# Ruth Moschner - hört beim "Riverboat" auf



## sluderjan (30 Nov. 2013)

:thx::thx::thx: an Ruth Moschner für Moderation, Mode, Präsentation und ein bezauberndes Lächeln in vielen Sendungen seit 2010! Am 13. Dezember 2013 wird es die letzte RIVERBOAT-Sendung im MDR geben, denn Sender und Moderatorin wollten ihren Ende Dezember auslaufenden Vertrag nicht verlängern, wie verschiedene Medien berichten. Was Neues hat sie bisher nicht angekündigt. Also alles Gute auch fürs Private (ein Baby?) und auf ein Wiedersehen!!:thumbup::thumbup::thumbup:


----------



## Reuters (1 Dez. 2013)

Ich will Ines Trams als Nachfolgerin!!


----------



## Chamser81 (1 Dez. 2013)

Wäre schön wenn die Kim Fisher wieder zurückkehrt!


----------



## comatron (1 Dez. 2013)

Letzte Sendung überhaupt oder letzte mit Moschner ?


----------



## Chamser81 (2 Dez. 2013)

comatron schrieb:


> Letzte Sendung überhaupt oder letzte mit Moschner ?



Letzte Sendung mit Moschner.

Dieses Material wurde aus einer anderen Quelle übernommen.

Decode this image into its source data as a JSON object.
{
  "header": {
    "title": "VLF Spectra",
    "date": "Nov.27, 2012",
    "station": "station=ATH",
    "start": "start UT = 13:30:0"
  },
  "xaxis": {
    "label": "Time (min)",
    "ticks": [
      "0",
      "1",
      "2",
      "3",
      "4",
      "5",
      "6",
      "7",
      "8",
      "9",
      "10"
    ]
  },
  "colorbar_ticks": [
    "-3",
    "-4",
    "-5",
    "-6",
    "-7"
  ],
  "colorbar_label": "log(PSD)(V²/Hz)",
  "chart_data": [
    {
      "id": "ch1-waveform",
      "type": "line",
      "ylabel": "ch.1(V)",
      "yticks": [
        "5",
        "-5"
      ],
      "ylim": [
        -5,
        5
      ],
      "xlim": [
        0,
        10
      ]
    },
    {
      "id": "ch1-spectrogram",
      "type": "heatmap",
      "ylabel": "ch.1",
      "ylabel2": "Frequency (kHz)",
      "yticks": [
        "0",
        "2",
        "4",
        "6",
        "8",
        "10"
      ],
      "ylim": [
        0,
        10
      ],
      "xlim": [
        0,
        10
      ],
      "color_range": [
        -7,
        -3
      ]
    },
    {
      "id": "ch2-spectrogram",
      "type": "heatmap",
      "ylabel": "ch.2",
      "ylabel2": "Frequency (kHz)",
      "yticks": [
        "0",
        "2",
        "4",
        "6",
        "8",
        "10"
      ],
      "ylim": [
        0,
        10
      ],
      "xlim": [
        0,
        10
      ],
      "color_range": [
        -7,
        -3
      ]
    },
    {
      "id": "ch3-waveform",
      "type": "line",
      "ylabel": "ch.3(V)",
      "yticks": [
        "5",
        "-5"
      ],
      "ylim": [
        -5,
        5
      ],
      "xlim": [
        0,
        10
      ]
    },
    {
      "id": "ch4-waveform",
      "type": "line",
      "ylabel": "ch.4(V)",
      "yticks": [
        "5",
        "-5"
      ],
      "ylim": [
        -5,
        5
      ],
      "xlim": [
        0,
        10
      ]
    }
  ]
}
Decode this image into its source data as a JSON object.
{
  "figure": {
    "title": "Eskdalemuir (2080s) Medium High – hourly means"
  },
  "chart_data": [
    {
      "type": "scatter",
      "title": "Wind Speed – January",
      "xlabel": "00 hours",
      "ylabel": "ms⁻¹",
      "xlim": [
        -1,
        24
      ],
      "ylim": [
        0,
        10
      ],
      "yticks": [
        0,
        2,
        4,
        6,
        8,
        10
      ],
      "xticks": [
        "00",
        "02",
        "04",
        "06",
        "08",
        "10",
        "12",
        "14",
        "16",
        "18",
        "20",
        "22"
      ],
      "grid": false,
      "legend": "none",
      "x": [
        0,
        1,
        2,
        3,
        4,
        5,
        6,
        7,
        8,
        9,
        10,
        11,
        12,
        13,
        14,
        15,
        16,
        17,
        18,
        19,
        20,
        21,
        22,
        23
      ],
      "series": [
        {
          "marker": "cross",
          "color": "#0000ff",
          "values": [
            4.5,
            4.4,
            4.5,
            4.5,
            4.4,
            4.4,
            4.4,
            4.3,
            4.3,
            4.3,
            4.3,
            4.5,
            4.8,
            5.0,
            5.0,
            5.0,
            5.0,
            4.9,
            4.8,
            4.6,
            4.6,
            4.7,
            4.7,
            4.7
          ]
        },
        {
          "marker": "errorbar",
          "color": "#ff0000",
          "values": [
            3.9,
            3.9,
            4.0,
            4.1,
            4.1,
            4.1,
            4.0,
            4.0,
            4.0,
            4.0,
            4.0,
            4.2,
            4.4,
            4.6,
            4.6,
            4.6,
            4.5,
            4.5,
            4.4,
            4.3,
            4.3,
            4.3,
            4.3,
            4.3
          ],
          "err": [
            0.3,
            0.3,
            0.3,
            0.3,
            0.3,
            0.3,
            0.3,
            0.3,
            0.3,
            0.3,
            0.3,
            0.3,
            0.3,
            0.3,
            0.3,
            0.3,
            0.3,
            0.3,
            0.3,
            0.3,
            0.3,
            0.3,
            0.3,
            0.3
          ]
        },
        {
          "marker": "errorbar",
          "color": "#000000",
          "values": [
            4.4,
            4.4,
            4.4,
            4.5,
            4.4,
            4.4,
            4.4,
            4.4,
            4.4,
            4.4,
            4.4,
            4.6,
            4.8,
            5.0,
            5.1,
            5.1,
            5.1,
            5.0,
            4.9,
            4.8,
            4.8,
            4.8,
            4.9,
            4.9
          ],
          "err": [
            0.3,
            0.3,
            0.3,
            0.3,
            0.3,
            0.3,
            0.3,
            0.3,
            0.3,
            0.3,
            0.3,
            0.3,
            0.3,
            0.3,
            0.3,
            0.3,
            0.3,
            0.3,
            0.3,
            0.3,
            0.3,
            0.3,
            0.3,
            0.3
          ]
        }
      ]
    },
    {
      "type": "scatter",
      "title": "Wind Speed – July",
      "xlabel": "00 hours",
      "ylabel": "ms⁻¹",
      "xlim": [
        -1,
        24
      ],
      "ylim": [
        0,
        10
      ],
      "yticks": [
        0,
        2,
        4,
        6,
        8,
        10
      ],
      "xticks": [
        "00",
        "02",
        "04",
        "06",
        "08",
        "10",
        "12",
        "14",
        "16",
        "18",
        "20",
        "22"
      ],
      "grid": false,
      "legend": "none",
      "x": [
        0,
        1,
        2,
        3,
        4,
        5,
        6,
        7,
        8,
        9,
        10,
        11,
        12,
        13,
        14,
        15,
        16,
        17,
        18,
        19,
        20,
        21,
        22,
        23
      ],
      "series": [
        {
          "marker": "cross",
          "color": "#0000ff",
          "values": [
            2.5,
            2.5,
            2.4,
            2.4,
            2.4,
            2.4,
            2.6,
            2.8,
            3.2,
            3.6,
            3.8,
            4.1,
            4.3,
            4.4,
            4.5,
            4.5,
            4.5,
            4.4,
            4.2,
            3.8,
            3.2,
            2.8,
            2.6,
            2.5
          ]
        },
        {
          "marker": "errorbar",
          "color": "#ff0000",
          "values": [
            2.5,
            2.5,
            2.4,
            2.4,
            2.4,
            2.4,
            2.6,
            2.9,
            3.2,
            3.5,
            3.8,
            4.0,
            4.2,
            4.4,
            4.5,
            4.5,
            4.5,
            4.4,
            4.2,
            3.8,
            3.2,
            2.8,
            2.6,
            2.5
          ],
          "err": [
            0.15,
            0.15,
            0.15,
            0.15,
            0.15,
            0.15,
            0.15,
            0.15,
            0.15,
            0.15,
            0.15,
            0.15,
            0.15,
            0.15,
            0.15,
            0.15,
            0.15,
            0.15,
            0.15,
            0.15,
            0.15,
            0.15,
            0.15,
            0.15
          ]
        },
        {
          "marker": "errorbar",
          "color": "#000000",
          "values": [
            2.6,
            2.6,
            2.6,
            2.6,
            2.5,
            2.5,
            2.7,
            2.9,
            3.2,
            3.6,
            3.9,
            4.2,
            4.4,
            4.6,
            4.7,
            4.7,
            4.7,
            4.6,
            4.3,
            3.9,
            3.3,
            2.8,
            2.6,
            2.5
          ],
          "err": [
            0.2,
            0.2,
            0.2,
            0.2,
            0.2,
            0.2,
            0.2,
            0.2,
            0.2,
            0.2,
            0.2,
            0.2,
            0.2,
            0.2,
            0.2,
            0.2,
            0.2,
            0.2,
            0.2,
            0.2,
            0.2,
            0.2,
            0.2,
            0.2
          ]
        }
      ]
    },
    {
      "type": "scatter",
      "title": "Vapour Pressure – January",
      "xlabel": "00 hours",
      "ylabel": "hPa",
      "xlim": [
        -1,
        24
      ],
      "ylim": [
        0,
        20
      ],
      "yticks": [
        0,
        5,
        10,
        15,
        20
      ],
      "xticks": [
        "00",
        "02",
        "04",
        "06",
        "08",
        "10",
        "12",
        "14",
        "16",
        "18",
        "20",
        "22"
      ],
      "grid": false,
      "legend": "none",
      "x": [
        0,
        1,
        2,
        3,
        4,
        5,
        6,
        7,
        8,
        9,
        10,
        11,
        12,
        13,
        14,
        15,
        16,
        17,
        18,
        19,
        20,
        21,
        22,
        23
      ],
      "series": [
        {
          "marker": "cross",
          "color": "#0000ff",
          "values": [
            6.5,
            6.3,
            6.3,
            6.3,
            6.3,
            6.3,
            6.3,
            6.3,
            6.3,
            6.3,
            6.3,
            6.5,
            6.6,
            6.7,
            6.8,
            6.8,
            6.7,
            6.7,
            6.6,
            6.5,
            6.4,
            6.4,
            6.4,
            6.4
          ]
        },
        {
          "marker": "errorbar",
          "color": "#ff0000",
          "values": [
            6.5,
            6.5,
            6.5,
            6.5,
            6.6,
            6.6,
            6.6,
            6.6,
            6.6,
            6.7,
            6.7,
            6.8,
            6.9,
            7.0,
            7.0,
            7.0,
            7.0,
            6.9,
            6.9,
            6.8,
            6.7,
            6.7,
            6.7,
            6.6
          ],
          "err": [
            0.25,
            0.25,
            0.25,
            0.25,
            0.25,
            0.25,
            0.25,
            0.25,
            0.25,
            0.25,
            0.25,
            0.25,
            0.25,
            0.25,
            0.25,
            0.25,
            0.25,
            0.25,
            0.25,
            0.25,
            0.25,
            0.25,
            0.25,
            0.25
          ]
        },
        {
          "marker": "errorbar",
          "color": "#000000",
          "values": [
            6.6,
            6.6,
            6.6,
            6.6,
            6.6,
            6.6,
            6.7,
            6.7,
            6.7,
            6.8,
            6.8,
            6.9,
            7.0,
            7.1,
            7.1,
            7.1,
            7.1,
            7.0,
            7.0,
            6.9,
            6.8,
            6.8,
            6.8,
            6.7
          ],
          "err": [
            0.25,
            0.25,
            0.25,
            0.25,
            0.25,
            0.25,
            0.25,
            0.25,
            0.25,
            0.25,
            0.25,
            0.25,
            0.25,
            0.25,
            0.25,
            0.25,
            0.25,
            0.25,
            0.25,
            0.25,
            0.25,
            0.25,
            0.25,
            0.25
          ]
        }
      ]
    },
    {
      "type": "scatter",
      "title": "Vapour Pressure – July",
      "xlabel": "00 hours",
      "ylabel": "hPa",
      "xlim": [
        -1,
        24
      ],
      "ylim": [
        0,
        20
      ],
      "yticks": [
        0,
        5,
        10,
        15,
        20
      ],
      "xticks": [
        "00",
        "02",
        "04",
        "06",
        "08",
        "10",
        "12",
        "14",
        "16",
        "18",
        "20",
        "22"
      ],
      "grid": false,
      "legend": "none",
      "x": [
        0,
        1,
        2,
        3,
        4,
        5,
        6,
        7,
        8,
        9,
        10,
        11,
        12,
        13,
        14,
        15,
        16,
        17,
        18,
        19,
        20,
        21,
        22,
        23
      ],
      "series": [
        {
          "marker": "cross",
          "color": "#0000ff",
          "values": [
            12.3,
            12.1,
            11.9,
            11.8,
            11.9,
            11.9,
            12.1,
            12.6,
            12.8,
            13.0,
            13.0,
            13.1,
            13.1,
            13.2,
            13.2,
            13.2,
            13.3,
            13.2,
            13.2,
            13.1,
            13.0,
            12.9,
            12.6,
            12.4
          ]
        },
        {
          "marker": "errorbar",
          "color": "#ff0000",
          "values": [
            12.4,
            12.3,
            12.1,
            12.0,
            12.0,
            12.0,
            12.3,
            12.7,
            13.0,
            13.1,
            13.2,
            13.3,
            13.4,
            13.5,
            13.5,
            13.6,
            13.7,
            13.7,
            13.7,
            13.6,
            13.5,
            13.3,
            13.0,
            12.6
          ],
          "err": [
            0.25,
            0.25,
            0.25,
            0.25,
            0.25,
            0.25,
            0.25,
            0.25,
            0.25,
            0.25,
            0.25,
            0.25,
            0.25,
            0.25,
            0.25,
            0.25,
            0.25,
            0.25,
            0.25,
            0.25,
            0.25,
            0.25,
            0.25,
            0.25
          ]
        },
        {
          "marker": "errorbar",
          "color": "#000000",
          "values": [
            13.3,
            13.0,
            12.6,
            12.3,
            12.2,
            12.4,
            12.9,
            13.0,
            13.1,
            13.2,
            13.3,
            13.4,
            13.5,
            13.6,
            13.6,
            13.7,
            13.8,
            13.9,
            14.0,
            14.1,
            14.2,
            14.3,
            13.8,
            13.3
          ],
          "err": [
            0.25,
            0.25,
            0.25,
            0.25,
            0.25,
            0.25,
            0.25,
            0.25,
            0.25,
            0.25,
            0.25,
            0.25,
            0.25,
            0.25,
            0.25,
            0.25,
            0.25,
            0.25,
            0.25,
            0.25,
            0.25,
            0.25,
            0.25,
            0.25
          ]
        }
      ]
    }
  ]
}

Die Nachfolgerin steht laut MDR auch noch nicht fest.


----------



## chini72 (2 Dez. 2013)

Oh NEE!! Nicht meine Ruth!!


----------



## fredclever (2 Dez. 2013)

Ich schlage Ines Krüger als Nachfolgerin vor.


----------



## emperor-666 (17 Jan. 2014)

Chamser81 schrieb:


> Wäre schön wenn die Kim Fisher wieder zurückkehrt!



Da kannst du dich ja jetzt freuen: Sie kommt tatsächlich zurück


----------